Everything was dramatic with Melanie: her over-hairsprayed blond hair that was hand-curled at the ends, her beige foundation that was a shade lighter than her neck, her purple eye make-up and bright red, please-kiss-me lipstick. Plus, she had a three-inch-thick cuff of friendship bracelets encircling her left wrist and three half-heart friendship necklaces round her neck. She had big pleading blue eyes, always clutched her hands together, and sat on the edge of her seat when talking as if she had so much inside her that, any second, she might break out into song.
If that were to happen, I’d already decided I was out and that the judge would have to be sympathetic to my plight.
Melanie, in my opinion, was here by choice.
“I think my best friend is mad at me,” Melanie confessed.
“What makes you think that?” Zuri asked.
“Well, she didn’t text me at all yesterday, and when I texted her, she didn’t text back. So, then I texted our other best friend asking if my best friend was mad at me and she texted our best friend and she said that my best friend is confused as to why I think she was mad, so now I bet she’s mad that I thought she was mad.”
Clear as a volcanic-ash plume on a smog-ridden day.
Zuri soaked this in as if replaying it in her brain, then eventually said, “It’ll be good for us to discuss expectations of others and how to minimize them.”
Oh, my expectations for others were already fucking low, but I was more than happy to listen to tips on how to continue to lower them.
“Macie, how about you?” Zuri asked, and my eyes immediately went to her.
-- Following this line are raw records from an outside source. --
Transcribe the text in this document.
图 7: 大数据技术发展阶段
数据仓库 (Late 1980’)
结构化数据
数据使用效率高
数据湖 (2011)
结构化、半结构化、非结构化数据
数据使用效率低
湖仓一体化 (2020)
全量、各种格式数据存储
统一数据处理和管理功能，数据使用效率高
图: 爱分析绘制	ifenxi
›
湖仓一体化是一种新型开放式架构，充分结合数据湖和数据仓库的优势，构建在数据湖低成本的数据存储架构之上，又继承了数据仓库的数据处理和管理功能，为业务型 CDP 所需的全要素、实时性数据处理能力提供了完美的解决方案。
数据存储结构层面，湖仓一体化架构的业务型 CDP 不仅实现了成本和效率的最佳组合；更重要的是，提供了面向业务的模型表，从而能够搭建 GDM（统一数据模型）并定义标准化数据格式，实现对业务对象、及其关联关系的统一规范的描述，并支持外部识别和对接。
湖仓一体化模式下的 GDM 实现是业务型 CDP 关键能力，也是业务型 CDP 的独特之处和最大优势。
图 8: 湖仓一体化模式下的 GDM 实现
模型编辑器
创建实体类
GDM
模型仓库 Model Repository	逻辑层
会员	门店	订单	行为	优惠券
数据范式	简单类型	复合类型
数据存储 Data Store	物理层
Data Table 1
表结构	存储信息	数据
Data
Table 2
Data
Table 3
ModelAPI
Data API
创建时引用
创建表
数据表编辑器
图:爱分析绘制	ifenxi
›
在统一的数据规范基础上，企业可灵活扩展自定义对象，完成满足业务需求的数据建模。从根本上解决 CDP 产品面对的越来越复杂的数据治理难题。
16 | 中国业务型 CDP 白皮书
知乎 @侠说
Macie Hutchins. The only other senior-to-be besides me in our group. She sat across from me, and like she had since my freshman year, caught my attention just by existing. She had an unassuming beauty to her that I liked: long dark chestnut hair, curves I appreciated in those hip-hugging jeans, and a flat stomach that peeked out from the hem of a white tank top. She had on a cropped, crocheted, summer sweater that kept her from breaking the school’s insipid no-bare-shoulders policy. She had the face of an angel—high cheekbones, smooth skin with a summer tan, and freckles around the bridge of her nose as though the sun loved her so much it gave her a kiss.
She’d entranced me from the first time I saw her in Spanish I class our freshman year, but I never once approached her. We lived in two different worlds. While we inhabited that area of town where the line between rich and poor wavered and could change from one side of the street to the other, she stuck with her rich friends, and I stuck with the people I knew had my back on the streets. Life worked better that way.
Macie had the group’s attention, though I doubted her current popularity had anything to do with her beauty or her well-known straight-A brains.
Even if mystery shrouded the other group members’ reasons for being here, everyone knew why Macie was here. She’d been carjacked a few months back after leaving at the third quarter of a basketball game being held at our school. She took a bullet, andthe thief left her for dead, bleeding out on the street. The story was all over the news for weeks, and the gossip around school still hadn’t died down. If any of us needed therapy, it was Macie, and it sucked we were the ones she was stuck with.